Homebuying patterns and demand for apartment housing do not move in tandem, and the ease of purchasing a home directly impacts the number of households looking for apartments to rent.
The State of Home Sales in 2022 and 2023
Rising interest rates caused a slowdown in the homebuying market beginning in the second half of 2022 and are expected to continue throughout 2023. As of October, the average 30-year mortgage was at 7.30%. Analysts expect mortgage rates to top out between 7.5% and 8.5%. They could begin to decline if recessionary conditions convince the Federal Reserve to retreat from its interest-raising campaign.

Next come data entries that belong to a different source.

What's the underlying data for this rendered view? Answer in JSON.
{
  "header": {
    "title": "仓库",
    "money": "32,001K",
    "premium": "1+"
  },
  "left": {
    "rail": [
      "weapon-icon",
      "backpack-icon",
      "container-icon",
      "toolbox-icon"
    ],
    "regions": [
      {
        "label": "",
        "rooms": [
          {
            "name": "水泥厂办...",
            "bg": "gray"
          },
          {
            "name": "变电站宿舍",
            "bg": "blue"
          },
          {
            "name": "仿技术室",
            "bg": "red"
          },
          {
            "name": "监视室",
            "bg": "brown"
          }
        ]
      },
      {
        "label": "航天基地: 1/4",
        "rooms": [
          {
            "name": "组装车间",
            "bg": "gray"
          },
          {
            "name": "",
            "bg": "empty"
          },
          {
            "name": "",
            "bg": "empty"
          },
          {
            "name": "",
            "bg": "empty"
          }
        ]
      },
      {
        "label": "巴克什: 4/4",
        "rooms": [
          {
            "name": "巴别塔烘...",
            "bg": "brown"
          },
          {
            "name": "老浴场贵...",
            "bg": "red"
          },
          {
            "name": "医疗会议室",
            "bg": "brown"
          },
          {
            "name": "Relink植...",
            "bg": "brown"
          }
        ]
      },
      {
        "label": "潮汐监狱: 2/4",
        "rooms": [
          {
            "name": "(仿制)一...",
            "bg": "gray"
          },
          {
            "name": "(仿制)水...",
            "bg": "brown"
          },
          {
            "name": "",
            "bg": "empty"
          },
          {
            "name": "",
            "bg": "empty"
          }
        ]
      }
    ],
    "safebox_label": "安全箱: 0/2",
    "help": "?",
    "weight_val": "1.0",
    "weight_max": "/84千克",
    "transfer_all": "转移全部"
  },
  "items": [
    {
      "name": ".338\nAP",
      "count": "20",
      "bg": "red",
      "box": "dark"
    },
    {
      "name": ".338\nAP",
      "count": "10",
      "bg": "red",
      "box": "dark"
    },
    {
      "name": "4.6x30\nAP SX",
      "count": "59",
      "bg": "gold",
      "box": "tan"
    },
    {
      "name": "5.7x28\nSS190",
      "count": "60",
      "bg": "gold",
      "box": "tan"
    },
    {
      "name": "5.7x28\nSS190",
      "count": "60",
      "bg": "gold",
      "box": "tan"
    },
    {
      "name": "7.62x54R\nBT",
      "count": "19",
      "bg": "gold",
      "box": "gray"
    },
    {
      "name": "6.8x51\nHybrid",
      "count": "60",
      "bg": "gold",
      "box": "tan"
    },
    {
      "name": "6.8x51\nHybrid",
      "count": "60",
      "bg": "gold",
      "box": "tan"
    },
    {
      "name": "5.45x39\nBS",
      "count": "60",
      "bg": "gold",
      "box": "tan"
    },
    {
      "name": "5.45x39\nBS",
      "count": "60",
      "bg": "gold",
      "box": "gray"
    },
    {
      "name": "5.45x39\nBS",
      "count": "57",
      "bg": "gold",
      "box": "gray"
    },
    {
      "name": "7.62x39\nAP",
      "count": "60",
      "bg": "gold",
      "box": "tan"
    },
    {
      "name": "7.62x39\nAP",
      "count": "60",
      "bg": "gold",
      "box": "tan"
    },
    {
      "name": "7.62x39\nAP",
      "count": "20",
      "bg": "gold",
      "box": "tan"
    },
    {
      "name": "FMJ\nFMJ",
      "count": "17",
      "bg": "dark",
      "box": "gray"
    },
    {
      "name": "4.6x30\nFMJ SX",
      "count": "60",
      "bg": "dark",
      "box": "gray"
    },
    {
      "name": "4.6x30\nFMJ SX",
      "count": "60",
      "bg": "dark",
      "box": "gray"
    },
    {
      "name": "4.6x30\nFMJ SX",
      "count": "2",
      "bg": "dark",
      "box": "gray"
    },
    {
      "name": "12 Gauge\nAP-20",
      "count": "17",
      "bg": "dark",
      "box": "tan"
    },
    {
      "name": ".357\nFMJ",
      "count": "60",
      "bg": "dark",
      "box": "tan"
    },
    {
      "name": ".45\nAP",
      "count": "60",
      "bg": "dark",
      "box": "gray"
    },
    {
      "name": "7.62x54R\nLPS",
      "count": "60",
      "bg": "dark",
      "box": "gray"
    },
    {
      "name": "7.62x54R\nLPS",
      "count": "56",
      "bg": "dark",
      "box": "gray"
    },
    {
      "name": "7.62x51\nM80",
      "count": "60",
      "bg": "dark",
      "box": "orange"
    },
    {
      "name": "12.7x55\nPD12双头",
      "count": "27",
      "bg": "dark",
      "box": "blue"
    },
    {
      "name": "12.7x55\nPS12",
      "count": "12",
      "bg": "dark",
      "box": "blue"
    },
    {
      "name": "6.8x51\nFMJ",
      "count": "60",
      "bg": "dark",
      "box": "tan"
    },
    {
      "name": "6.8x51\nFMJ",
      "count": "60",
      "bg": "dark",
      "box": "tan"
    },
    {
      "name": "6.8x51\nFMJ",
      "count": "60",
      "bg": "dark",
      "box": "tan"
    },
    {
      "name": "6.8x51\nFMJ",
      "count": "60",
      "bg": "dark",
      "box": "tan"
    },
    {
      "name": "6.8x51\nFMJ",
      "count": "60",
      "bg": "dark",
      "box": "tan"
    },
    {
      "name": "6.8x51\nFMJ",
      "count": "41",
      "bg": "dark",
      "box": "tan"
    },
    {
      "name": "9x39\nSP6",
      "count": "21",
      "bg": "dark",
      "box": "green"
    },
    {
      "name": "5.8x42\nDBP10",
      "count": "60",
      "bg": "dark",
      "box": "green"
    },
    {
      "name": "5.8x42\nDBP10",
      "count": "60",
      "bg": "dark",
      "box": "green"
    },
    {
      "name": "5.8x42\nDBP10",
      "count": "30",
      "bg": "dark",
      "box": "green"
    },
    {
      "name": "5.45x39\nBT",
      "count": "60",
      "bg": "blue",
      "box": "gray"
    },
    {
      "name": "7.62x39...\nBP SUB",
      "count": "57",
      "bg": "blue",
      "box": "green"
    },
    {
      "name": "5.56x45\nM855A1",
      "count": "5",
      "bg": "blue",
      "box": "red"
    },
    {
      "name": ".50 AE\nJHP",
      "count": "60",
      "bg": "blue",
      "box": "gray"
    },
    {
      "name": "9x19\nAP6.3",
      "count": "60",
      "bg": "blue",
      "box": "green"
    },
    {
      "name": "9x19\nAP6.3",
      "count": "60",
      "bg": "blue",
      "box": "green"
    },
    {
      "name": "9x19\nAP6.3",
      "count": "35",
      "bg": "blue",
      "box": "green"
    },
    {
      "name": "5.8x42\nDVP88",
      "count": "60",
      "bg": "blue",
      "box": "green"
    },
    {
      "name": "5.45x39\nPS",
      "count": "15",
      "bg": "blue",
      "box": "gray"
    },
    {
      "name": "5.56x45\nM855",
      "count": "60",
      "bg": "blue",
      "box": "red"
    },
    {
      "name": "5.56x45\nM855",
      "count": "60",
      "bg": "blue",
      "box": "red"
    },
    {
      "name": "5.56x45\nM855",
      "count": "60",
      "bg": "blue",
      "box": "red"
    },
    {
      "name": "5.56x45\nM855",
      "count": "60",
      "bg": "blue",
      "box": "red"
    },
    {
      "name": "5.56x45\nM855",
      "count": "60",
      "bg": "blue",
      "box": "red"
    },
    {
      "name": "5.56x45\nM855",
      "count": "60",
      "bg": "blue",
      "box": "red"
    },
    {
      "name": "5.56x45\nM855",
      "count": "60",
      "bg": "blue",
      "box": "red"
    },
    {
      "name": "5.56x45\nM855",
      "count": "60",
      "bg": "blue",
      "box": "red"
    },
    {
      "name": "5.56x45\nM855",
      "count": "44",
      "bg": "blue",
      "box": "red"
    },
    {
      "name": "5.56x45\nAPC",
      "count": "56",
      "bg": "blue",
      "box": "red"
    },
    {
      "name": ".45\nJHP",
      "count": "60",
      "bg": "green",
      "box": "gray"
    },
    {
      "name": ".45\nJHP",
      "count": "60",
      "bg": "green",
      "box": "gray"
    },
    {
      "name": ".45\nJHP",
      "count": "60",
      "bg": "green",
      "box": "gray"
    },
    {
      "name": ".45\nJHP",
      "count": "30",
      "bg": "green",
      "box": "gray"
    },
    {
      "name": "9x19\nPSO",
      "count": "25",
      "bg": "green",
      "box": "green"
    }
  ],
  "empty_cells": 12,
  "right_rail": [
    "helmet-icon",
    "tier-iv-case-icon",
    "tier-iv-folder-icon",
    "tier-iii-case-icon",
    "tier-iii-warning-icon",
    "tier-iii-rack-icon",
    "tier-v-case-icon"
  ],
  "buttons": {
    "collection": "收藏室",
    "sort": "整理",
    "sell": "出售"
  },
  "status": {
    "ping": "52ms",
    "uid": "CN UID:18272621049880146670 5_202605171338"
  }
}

In July 2022, home sales fell 20.2% compared to the same period in 2021. It was the most significant decline since 2014, if you disregard the drops during the height of the COVID-19 2020 Lockdowns. Rising interest rates are the principal culprit and will continue to impact home sales in 2023. Fannie Mae forecasts a 13.3% regression in home sales next year. Although, analysts do not expect the downturn to be anything like the housing collapse of 2008.
New Construction & Resales
The second major factor influencing home sales is supply, which comes from new construction and existing homeowners. Due to the higher interest rates, more existing homeowners are choosing to stay in their homes.
The second half of the supply equations are new building permits, which fell year-over-year by 3.2% in September, an 8.1% decline from August. New construction is forecasted to continue its decline in 2023, particularly among single-family home communities.
Today homes continue to be less affordable due to steady home prices and rising interest rates. With limited supply, it is unlikely that home prices will fall much, making affordability a driving factor in home sales.
The market has gone from a record-growing pace in March 2022 to a slowdown by September. Consider that in September 2021, homes were selling at 101.4% of the asking price, whereas by September 2022, prices fell to 99.8% of the asking price. Not a huge decline, but enough to drive up demand for apartment homes.
Multifamily Forecast for 2023
The slowdown in home sales has not negatively affected multifamily primarily because of the shortage of apartment homes. Multifamily starts in the top 10 metro areas saw substantial gains in the first half of 2022 and are expected to continue at a more moderate rate through next year, according to Fannie Mae. Rent growth is expected to remain elevated for all classes of units in 2023.
While 2022 saw record levels of new construction for multifamily in all major markets, Fannie Mae expects new multifamily construction to slow in 2023 due to rising interest rates and higher construction costs.
The absence of enough housing and slowing construction starts means demand for current apartment homes is expected to remain strong.
In 2023, Fannie Mae expects the homebuying market to return to pre-pandemic levels. Home sale prices are forecasted to remain the same or decline slightly due to the limited supply of homes on the market. Sales are not expected to rebound fully until interest rates begin to fall.
On the other hand, apartment complexes are expected to see price growth of 8.4% by May of 2023. Investors may see a marginal reduction in profits due to higher operating costs and wages.